From 998968f1e8615cf8da1960c86d2bc807f037191c Mon Sep 17 00:00:00 2001
From: Jiang-Jia-Jun <jiangjiajun@baidu.com>
Date: Wed, 30 Jul 2025 22:35:01 +0800
Subject: [PATCH] [Doc] Update parameters of serving

---
 docs/online_serving/README.md    | 1 +
 docs/zh/online_serving/README.md | 1 +
 2 files changed, 2 insertions(+)

diff --git a/docs/online_serving/README.md b/docs/online_serving/README.md
index 691434eed..536637110 100644
--- a/docs/online_serving/README.md
+++ b/docs/online_serving/README.md
@@ -94,6 +94,7 @@ The differences in request parameters between FastDeploy and the OpenAI protocol
   - `enable_thinking`: Optional[bool] = True (whether to enable reasoning for models that support deep thinking)

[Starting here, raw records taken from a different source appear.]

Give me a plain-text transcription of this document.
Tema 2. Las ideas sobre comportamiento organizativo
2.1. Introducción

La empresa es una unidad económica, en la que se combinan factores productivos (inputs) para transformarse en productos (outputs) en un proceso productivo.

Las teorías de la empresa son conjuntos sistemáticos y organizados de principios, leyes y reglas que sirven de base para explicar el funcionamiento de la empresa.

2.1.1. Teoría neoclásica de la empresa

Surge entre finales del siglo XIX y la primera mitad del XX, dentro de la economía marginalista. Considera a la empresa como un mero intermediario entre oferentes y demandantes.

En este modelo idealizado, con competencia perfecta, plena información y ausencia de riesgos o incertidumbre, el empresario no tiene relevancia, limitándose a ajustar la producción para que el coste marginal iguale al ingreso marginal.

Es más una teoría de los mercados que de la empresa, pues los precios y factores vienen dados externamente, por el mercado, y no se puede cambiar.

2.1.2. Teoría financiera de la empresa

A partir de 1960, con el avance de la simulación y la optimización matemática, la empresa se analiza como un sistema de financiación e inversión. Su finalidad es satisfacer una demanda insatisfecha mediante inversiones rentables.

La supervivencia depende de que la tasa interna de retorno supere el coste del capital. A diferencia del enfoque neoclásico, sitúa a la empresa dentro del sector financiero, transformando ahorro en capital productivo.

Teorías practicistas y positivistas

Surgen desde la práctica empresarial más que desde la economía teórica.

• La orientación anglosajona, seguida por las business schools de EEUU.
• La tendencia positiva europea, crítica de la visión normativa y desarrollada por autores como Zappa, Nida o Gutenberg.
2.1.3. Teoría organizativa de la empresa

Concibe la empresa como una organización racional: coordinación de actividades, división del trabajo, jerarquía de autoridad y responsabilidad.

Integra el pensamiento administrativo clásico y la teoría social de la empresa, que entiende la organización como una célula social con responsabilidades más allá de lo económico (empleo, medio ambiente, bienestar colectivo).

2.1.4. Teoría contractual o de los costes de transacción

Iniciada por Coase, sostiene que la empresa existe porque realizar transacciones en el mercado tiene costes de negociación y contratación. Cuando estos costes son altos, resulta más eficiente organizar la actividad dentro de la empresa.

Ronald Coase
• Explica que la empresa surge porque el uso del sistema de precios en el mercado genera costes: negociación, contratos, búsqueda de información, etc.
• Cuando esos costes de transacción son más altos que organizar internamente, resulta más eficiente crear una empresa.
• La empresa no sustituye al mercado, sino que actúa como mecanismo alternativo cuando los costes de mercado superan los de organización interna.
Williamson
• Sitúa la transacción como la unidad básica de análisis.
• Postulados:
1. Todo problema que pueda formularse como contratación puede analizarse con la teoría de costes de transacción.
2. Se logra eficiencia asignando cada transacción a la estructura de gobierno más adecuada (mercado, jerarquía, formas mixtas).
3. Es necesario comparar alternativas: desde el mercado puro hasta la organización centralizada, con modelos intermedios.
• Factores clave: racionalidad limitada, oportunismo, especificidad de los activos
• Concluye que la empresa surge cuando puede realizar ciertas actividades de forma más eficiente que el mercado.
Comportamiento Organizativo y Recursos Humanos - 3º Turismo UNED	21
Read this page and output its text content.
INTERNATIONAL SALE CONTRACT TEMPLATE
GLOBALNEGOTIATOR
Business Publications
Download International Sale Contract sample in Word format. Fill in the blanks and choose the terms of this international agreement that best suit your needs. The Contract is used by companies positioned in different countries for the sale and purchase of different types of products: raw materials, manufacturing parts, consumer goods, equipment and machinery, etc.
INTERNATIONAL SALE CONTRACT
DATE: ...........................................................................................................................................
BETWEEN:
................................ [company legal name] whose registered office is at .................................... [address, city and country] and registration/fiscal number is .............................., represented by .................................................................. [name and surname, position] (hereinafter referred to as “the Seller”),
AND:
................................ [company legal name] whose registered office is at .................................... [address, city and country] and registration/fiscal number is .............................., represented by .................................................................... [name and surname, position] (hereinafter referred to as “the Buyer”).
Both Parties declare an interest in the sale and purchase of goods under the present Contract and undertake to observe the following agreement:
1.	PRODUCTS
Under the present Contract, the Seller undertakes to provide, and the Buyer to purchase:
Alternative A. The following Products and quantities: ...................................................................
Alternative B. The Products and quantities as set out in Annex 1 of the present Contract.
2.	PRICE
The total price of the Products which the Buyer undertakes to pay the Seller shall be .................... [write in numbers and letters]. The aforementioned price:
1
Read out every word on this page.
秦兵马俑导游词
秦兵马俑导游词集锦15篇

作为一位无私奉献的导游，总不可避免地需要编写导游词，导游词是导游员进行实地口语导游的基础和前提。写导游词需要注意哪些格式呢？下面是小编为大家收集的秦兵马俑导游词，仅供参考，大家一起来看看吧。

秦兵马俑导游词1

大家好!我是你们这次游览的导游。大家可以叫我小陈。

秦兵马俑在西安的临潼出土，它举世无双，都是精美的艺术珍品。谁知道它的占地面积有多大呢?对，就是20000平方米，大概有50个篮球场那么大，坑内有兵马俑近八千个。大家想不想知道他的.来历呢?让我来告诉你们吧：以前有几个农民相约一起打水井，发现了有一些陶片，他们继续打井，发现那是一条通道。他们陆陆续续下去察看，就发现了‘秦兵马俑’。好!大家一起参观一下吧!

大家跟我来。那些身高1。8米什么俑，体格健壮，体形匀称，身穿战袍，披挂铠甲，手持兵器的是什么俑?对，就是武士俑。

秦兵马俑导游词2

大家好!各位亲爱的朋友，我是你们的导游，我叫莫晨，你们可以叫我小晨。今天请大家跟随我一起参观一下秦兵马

   - `repetition_penalty`: Optional[float] = None (coefficient for directly penalizing repeated token generation (>1 penalizes repetition, <1 encourages repetition))

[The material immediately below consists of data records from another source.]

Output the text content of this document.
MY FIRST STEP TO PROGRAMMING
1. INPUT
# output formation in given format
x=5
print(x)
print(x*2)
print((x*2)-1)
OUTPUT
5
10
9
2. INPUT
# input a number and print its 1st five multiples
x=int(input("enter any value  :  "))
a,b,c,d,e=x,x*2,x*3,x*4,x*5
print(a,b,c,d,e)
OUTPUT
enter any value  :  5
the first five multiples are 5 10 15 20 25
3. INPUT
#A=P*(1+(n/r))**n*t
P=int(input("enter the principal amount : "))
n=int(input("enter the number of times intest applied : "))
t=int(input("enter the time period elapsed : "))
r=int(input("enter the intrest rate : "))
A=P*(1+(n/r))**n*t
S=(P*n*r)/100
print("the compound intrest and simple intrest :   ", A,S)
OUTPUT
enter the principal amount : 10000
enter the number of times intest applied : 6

   - `return_token_ids`: Optional[bool] = False: (whether to return token ids as a list)
+  - `include_stop_str_in_output`: Optional[bool] = False: (whether to include the stop strings in output text. Defaults to False.)
 
 > Note: For multimodal models, since the reasoning chain is enabled by default, resulting in overly long outputs, `max_tokens` can be set to the model's maximum output length or the default value can be used.
 
diff --git a/docs/zh/online_serving/README.md b/docs/zh/online_serving/README.md
index a2d4f98d2..a0b92289f 100644
--- a/docs/zh/online_serving/README.md
+++ b/docs/zh/online_serving/README.md
@@ -93,6 +93,7 @@ FastDeploy 与 OpenAI 协议的请求参数差异如下，其余请求参数会
   - `enable_thinking`: Optional[bool] = True 支持深度思考的模型是否打开思考
   - `repetition_penalty`: Optional[float] = None: 直接对重复生成的token进行惩罚的系数（>1时惩罚重复，<1时鼓励重复）
   - `return_token_ids`: Optional[bool] = False: 是否返回 token id 列表
+  - `include_stop_str_in_output`: Optional[bool] = False: 是否返回结束符
 
 > 注: 若为多模态模型 由于思考链默认打开导致输出过长，max tokens 可以设置为模型最长输出，或使用默认值。